U.S. home prices set a record monthly rise in April, according to a report released Tuesday by S&P Dow Jones Indices.
The S&P/Case-Shiller Home Price Indices, the leading measure of U.S. home prices, showed average home prices for the 10- and 20-City Composites rose 2.6 percent and 2.5 percent from March to April. On an annual basis, home prices increased 11.6 percent and 12.1 percent for the 10- and 20-City Composites in April, it added.
"The 10- and 20-City Composites posted their highest monthly gains in the history of S&P/CaseShiller Home Price Indices," said David M. Blitzer, chairman of the Index Committee at S&P Dow Jones Indices.
"The recovery is definitely broad-based. The two composites showed the largest year-over-year gains in seven years," Blitzer said.
All 20 cities and both composites showed positive year-over-year returns for at least the fourth consecutive month. Atlanta, Dallas, Detroit and Minneapolis posted their highest annual gains since the start of their respective indices. While on a monthly basis, all cities with the exception of Detroit posted positive change.
Blitzer said: "Last week's comments from the Fed and the resulting sharp increase in Treasury yields sparked fears that rising mortgage rates will damage the housing rebound."
But banks' credit quality standards were more important than the level of mortgage rates in the housing boom, bust and recovery, he added.
Given the most recent Fed Senior Loan Officer Opinion Survey, which shows some banks are easing credit restrictions, "the recovery should continue," Blitzer said.
Meanwhile, the Federal Housing Finance Agency (FHFA) reported Tuesday that U.S. house prices continued its upward momentum in April on a seasonally-adjusted basis.
House prices in April were 0.7 percent higher than a month earlier, marking the 15th consecutive monthly price increase, according to the FHFA's monthly House Price Index.
Over the 12 months ending in April, the house prices rose 7.4 percent, indicating a steady improvement in the U.S. housing market.
House prices edged up in six of nine census divisions in April, and prices of the Pacific area, including Hawaii, Alaska, Washington, Oregon and California, climbed the most by 17.1 percent from a year earlier.
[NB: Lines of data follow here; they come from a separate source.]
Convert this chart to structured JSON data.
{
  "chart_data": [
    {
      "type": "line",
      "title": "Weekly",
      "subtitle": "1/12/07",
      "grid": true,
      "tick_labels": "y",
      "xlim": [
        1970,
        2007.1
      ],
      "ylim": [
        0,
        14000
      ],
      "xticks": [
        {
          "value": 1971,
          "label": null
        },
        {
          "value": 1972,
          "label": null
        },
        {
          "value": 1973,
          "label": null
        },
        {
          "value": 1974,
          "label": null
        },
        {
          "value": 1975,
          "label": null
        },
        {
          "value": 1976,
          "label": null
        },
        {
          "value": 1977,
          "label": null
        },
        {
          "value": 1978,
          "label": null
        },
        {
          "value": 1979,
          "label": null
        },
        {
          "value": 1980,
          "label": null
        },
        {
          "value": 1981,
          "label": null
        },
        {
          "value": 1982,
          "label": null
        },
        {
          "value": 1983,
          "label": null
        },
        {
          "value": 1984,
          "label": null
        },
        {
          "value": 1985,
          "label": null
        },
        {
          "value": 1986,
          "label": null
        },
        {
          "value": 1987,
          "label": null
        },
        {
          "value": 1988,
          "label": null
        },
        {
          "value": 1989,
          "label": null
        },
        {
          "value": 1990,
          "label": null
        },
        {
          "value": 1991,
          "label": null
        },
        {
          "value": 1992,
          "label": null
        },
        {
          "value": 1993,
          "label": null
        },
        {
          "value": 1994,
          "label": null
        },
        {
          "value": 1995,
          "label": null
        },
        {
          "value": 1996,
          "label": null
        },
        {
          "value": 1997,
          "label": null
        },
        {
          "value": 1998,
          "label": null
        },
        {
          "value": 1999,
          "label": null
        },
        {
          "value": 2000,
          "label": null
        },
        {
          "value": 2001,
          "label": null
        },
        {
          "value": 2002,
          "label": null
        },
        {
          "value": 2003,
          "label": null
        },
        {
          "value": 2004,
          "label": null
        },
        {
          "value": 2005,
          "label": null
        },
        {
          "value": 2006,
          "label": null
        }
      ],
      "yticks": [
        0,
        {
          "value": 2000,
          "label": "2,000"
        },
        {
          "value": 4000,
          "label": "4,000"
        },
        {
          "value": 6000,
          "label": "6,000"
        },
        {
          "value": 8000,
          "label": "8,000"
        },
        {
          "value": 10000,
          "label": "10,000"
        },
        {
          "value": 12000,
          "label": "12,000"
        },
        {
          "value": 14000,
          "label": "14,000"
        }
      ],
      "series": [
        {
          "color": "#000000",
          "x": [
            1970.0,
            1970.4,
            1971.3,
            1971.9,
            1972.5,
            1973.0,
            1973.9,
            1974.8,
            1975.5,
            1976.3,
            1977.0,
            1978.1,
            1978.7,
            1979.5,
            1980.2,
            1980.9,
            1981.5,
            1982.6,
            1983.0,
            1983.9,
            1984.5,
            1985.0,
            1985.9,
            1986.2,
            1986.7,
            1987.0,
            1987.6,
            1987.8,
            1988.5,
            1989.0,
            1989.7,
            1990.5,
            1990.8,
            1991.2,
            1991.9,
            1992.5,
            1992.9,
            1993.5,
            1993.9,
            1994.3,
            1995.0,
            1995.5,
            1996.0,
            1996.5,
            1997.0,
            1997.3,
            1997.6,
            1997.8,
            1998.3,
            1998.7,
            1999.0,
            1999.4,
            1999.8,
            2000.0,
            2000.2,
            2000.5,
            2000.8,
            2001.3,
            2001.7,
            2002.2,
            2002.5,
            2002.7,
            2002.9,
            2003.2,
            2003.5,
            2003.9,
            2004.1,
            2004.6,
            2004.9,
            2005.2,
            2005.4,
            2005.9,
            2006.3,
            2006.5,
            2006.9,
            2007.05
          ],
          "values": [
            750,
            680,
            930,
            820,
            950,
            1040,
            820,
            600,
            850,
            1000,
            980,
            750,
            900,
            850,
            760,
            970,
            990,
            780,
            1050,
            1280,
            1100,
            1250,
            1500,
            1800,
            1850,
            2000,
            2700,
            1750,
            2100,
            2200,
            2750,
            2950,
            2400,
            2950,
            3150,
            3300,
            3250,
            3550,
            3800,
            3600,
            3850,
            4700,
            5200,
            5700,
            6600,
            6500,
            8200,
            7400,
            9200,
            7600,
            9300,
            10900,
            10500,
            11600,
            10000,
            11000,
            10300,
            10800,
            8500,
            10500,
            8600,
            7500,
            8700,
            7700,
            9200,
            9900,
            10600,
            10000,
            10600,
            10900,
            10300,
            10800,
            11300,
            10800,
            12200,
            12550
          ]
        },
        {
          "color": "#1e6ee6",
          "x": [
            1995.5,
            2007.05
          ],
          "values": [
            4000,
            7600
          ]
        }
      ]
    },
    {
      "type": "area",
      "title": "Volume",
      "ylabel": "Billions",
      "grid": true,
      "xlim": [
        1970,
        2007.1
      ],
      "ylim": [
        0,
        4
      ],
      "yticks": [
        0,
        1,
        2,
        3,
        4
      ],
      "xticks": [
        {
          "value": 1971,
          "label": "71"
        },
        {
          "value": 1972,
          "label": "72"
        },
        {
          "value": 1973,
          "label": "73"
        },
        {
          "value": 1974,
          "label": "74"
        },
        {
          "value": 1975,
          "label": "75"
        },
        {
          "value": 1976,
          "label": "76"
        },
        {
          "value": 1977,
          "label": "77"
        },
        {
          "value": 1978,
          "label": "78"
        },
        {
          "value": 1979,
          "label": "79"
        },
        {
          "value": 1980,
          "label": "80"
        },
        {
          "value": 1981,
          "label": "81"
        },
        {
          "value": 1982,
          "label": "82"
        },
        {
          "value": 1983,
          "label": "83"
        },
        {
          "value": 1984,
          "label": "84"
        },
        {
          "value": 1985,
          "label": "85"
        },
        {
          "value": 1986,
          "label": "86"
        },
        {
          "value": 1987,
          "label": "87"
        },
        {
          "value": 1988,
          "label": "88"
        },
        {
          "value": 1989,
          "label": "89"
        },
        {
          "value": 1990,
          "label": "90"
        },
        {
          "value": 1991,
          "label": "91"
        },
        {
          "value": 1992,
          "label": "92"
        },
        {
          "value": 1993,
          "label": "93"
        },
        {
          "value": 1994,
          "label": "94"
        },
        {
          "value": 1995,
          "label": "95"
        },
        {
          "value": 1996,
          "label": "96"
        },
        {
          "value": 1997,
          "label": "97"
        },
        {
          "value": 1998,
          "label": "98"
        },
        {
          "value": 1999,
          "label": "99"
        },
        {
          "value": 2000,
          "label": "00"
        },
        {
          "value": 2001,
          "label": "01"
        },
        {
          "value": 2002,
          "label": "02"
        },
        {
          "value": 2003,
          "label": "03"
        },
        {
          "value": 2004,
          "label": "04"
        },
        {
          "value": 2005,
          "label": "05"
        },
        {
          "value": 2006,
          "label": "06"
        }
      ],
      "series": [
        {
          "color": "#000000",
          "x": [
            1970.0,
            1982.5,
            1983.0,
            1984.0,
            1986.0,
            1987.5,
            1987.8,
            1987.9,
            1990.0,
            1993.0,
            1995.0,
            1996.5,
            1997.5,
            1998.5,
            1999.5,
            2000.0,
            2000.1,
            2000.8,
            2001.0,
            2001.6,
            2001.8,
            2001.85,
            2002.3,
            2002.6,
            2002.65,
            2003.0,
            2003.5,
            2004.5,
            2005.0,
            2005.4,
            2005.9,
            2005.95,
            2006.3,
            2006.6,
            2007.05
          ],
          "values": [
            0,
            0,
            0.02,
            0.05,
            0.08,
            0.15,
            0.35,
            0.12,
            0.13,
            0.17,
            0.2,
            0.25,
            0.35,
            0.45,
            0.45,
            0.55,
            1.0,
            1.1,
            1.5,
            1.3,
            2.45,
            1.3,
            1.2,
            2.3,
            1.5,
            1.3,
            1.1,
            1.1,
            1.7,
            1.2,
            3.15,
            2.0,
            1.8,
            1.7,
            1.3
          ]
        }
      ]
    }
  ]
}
The FHFA also noted that the house prices in April were still 11.7 percent below the April 2007 peak level and roughly the same as the January 2005 level.
The FHFA measured changes in real estate values using purchases of properties with mortgages backed by Fannie Mae or Freddie Mac. It did not provide a specific price for houses.
The U.S. National Association of Realtors reported recently that the median existing home price for all housing types jumped to 208,00 dollars in May, up 15.4 percent from a year earlier.